14.3.     The Company shall not be liable for loss of profit, loss of revenue, loss of anticipated savings, loss of goodwill, or loss of data under this Agreement.

14.4.     The Customer agrees that it will have no remedy in respect of any untrue statement or representation made to it (including those made negligently) upon which it relied in entering into this Agreement and that its only remedies can be for breach of contract (unless the statement was made fraudulently).

14.5.     The Company's Contractual Liability to the Customer shall not exceed the amounts payable by the Customer during the twelve (12) months preceding the first event giving rise to liability. "Contractual Liability" means liability howsoever arising under or in relation to the subject matter of this Agreement in respect of any claim or series of connected claims that is not: (a) unlimited by virtue of Clause 14.1; or (b) excluded pursuant to Clauses 14.3 or 14.4.


Assignment and Sub-Contracting

15.1.     The Customer may not assign any of the benefits of this Agreement or transfer or sub-contract any of the burdens of this Agreement without the prior written consent of the Company. This Agreement will be binding on the successors and on the assignees of the Customer.

15.2.     The Company shall be entitled to freely assign, transfer, delegate, and/or novate any or all of its rights and obligations under this Agreement.

15.3.     All rights and licences granted under this Agreement shall be non-transferable subject to the terms of this Clause 15 unless otherwise stated.


General Terms

16.1.     Force Majeure. Neither party shall be in breach of this Agreement to the extent that it is prevented from performing its duties and obligations thereunder directly as a result of any event beyond its reasonable control including act of God, explosion, flood, tempest, fire, or accident; war or threat of war, sabotage, insurrection, civil disturbance, or requisition; acts, restrictions, regulations, byelaws, prohibitions, or measures of any kind on the part of any governmental agency or local authority; or strikes, lock-outs, or other industrial actions or trade disputes.

16.2.     No Waiver. No failure or delay by either party to exercise any right, power or remedy shall operate as a waiver of that right, power or remedy nor shall any partial exercise preclude any further exercise of the same, or of any other right, power or remedy.

16.3.     Capacity. Each party warrants and represents to the other that it has full authority, power and capacity to enter into this Agreement and that all necessary actions have been taken to enable it lawfully to enter into this Agreement.

16.4.      Entire Agreement. This Agreement supersedes any prior contra

contracts, arrangements and undertakings between the parties in relation to its subject matter and constitutes the entire contract between the parties relating to the subject matter.

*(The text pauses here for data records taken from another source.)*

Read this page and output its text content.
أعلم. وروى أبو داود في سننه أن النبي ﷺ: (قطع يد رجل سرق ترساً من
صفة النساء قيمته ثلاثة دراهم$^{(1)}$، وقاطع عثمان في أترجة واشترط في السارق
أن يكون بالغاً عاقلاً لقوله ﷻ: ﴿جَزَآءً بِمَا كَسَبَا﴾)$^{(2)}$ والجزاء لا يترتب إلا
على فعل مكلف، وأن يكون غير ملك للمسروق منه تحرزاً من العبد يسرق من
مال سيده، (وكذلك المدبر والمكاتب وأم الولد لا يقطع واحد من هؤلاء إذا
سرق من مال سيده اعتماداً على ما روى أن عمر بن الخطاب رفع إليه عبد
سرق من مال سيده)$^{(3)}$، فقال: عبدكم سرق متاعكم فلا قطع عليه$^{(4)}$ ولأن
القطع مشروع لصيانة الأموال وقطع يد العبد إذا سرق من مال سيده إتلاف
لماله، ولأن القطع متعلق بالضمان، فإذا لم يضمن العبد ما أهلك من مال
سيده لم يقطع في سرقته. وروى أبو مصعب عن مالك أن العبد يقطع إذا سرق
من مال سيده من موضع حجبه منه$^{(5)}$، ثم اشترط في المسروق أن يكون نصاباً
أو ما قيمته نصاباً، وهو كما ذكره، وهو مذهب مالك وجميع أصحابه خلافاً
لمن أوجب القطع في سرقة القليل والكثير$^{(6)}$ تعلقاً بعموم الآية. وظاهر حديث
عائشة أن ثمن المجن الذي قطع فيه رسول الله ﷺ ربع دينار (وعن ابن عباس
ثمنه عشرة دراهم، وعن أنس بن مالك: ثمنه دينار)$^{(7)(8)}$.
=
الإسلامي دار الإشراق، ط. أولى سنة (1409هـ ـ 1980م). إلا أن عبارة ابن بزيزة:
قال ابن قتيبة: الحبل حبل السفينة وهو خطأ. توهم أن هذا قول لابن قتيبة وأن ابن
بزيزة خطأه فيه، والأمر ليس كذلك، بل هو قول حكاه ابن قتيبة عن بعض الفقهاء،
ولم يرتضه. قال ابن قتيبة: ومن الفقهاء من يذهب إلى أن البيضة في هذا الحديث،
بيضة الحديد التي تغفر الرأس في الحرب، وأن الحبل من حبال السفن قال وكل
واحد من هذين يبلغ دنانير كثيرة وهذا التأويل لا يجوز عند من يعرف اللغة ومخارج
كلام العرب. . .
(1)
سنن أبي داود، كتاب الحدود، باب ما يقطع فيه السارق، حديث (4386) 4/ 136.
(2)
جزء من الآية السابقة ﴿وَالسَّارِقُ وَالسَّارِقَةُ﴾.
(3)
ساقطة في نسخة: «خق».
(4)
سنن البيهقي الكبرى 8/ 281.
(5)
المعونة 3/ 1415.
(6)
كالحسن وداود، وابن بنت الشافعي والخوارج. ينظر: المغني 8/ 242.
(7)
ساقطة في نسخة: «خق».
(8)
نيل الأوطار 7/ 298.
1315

16.5.      Notices. All notices and other communications under this Agreement shall be delivered by hand, courier, or first-class pre-paid mail (either recorded delivery or registered) and will be deemed to have been communicated upon the date of actual delivery, provided that the parties may agree to serve notices by ordinary first-class pre-paid mail, fax and/or email. The addresses for service of notices under this Agreement shall be as specified on the Order Form.

16.6.      Severability. Any provision of this Agreement which is held invalid or unenforceable shall be ineffective to the extent of such invalidity or unenforceability without invalidating or rendering unenforceable the remaining terms hereof.

16.7.          Remedies. No right or remedy conferred by either party is exclusive of any other right or remedy contained in this Agreement or as the Law may provide, but each shall be cumulative of every right or remedy given in this Agreement now or hereafter existing and may be enforced concurrently therewith or from time to time.

16.8.     Third Party Rights. The rights of any third party under this Agreement, whether pursuant to the Contracts (Rights of Third Parties) Act 1999 or otherwise, are hereby excluded.

16.9.     Relationship. Nothing in this Agreement shall constitute or imply, or be deemed to constitute or imply, any partnership, joint venture, agency, fiduciary relationship or other relationship between the parties other than the contractual relationship expressly provided for in this Agreement. Nothing in this Agreement shall be deemed to constitute either party the agent of the other party, and neither party shall have, nor represent that it has, any authority to make any commitments on the other party’s behalf.

16.10.       Counterparts. This Agreement may be entered into in any number of counterparts and by the parties to it on separate counterparts, each of which when so executed and delivered shall be an original.

16.11.       Jurisdiction. This Agreement shall be governed by the laws of England and Wales and each party agrees to submit to the exclusive jurisdiction of the courts of England.